Tribe promotes unitywith holiday dinner

First Posted: 12/17/2011

Teddy Kulmala

Staff writer

LUMBERTON — Christmas was in the air Saturday — as were the warm aroma of barbecue, the joyful melody of holiday songs, and the laughter and camaraderie of the Lumbee Tribe of North Carolina’s Christmas meal.

Thousands came to the festivities, which took place at the Southeastern North Carolina Agricultural Center and Farmers Market from 11 a.m. to 3 p.m.

In addition to the hearty meal of barbecue, cole slaw, macaroni and cheese, chicken bog, iced tea, desserts and all the fixin’s furnished by Fuller’s Old Fashion Barbeque, there were choral groups and singers throughout the day, booths around the center to offer information about the tribe’s housing services and programs, and the jolly old elf himself: Santa Claus.

Christmas trees and holiday lights adorned the main arena. Each table held a festive arrangement of pine needles, ribbon and a candle.

“Fellowship, gospel music, joy, happiness, freedom and all the things that are associated with them,” tribal Chairman Paul Brooks said. “It came about for the purpose of uniting our people back together like they should be united. There’s no better way to do it than to have them come together and have fellowship together.”

The day’s events also marked the 10th anniversary of when the Lumbee Tribe of North Carolina became the official government of the Lumbee people, Brooks said. The Lumbee constitution was ratified in November 2001.

“It started from nothing, and here we are today, 55,000 strong,” he said. “It’s a joy to be able to celebrate together with our families. We are a family together.”

Enough food to feed 6,000 people was prepared, Brooks said. By the end of the meal, there was “just a dab” of food left, he said. The leftovers were sent to Sacred Pathways in Pembroke.

A third goal of the event was to offer information to attendees about the services offered by the tribe.

Tribal spokesman Alex Baker said the most common concern raised during the election was that people didn’t know much about the tribe’s services and programs.

“We see this as an opportunity to build some good will, bring unity together in the tribe, then at the same time educate them about the programs we offer,” Baker said. “… It’s important people become involved and take back to their community what the tribe’s about. Everybody knows somebody that needs help. We’ve got to look after one another. That’s what today’s about.”

The tribe offers several housing programs, including new housing, rental housing, renovations, and rental and mortgage assistance.

An estimated 5,000 people receive assistance from the housing program alone, Baker said.

“That’s not counting energy, our veterans program or elders,” he said.

The air throughout the hall was filled with the fellowship, gospel music, joy and happiness that Brooks hoped for.
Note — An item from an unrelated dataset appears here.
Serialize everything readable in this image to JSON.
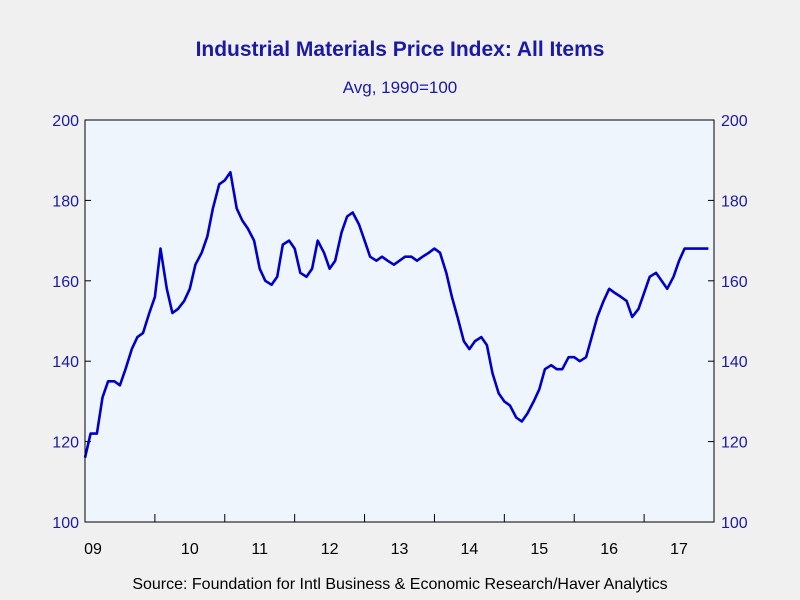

In lines that wove from the lobby into the main arena and around tables, people laughed and chatted with those near them, much like a family reunion.

Samantha Hunt came to the event with her mother and three grandchildren.

“[We] came here to socialize with the tribe,” she said while her grandson, 7-month-old Jaxn Tyndall, sat on Santa’s knee.

Hunt, who’s been involved with the tribe “my whole 46 years,” said she’s pleased with the way the tribe has evolved over the years.

“I’ve seen a lot of improvements since I was younger,” she said. “As far as your get-togethers and stuff like this with our housing and stuff like that, we didn’t have back in the day. I see a lot of progress going with the tribe.”

Pierre Locklear, of Pembroke, came with his father, Lonnie Locklear Jr. and son, Zachary.

“The food’s pretty good, the barbecue and the baked beans,” he said.

Like Hunt, Locklear has been with the tribe since he was a child, and said he’s seen improvements over the years.

“They’ve got the new tribal complex and built a lot of houses and put a lot of people to work,” he said.

That, according to Baker, is what the new chairman wants.

“He campaigned on unity,” Baker said. “He came in, he asked the staff would we be willing to feed the membership and give them a program. That’s what we’ve done.”